Sólo hemos vivido un acontecimiento histórico al que se le dio a priori un nombre que cristalizó: la transición. Es un caso único, porque el concepto (opuesto a continuidad y a ruptura) se acuñó antes y porque empezó y concluyó, sin grandes aspavientos ni disgustos. Lo último resulta sorprendente, habida cuenta la mala uva subyacente que aflora tres décadas después y que no parece nacida de generación espontánea.

La transición es el único bautizo prenatal cuyo nombre ha sobrevivido. Tiene prestigio incluso entre sus detractores, a los que les encantaría impulsar una ‘segunda transición’, llamando así una nueva fase antes de que empiece. Después querrían la tercera, pero lo importante es que, aun a la contra, a la idea de transición se le otorga categoría.

Así deben de pensar los catalanistas, que también han puesto nombre a las convulsiones que se recetan antes de que empiecen. Han elegido «transición nacional», que tiene su inri. Cabe todo: lo único que queda claro es que transitan. No dicen ruptura independentista, transfiguración catalana o despedida y cierre. Lo han bautizado críptico, sin definir la criatura: ni el sexo ni el estado civil. Sobre la etérea diafanidad de tal ser han creado un asombroso Consejo Asesor de la Transición Nacional, que va previendo las menudencias aunque se le olvida lo fundamental: qué nación quedará tras transitarla con tantos frenesís y cartas a Merkel y demás.

Los catalanes son de transiciones y los vascos somos más de procesos. De ahí que la izquierda abertzale –que es el sector creativo de la cosa vasca, para qué vamos a engañarnos, los demás suelen estar a verla venir– quiera impulsar un «proceso democrático». Todavía no han logrado que el nombre traspase fronteras, pero no sería la primera vez. Quieren expresar su deseo de una democracia posdemocrática, construida sobre su «resolución del conflicto» y «reconocimiento de Euskal Herria». No tiene Consejo Asesor (que se sepa), pero llega con un arsenal de conceptos propios: reconocimientos sinceros, nuevo escenario, democracia auténtica…

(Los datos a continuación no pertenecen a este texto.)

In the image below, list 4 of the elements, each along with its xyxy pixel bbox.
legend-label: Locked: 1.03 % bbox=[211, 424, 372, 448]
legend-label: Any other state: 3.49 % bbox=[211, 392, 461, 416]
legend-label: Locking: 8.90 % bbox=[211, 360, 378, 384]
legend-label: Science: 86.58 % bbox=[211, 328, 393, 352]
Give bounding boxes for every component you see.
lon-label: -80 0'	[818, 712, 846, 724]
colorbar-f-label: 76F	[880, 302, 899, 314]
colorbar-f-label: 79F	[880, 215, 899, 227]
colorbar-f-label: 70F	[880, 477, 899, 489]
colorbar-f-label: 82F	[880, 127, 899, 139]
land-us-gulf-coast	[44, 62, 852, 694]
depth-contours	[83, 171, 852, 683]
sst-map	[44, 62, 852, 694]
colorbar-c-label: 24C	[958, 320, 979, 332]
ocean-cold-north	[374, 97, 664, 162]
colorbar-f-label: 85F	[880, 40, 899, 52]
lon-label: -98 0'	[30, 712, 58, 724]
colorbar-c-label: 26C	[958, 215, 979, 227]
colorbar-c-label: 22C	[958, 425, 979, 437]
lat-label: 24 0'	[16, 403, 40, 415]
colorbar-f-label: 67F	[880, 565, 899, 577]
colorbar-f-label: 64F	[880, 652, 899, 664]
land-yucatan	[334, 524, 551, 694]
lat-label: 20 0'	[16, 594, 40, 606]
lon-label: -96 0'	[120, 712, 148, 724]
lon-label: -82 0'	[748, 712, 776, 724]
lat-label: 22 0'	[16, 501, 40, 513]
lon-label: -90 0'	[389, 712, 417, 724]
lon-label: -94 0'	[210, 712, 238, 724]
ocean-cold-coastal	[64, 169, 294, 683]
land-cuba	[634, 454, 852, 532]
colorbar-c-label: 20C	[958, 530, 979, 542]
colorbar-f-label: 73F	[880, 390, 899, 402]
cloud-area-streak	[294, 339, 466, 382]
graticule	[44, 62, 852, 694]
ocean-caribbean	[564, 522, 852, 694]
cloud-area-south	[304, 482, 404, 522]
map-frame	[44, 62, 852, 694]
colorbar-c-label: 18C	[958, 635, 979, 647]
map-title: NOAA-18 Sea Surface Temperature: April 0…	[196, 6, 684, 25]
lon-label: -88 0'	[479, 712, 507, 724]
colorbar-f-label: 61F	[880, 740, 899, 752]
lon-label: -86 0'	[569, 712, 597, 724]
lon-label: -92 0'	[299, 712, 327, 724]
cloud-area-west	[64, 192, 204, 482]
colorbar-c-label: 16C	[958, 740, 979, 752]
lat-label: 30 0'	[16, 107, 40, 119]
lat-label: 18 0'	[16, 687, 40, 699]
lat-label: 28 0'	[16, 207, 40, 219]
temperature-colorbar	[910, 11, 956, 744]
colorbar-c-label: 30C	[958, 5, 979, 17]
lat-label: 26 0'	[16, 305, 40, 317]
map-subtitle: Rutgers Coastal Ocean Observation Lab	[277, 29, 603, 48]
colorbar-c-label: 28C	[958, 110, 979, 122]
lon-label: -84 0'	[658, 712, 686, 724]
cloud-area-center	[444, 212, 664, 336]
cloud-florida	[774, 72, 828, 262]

Lo de dar nombre a ciclos históricos antes de que sucedan no suele funcionar. Tienden a evanescerse sin pena ni gloria. Sólo funcionó con la transición y quizás por casualidad. No es como el fútbol, lleno de anticipaciones. A la «era Bielsa» sigue «la era Valverde» y así sucesivamente. Tal carga metafísica no se da en la política, aunque prevea ciclos trascendentes en los que se imaginan hazañas históricas que luego la historia no reconoce. La ilusión cuenta sólo mientras cuenta.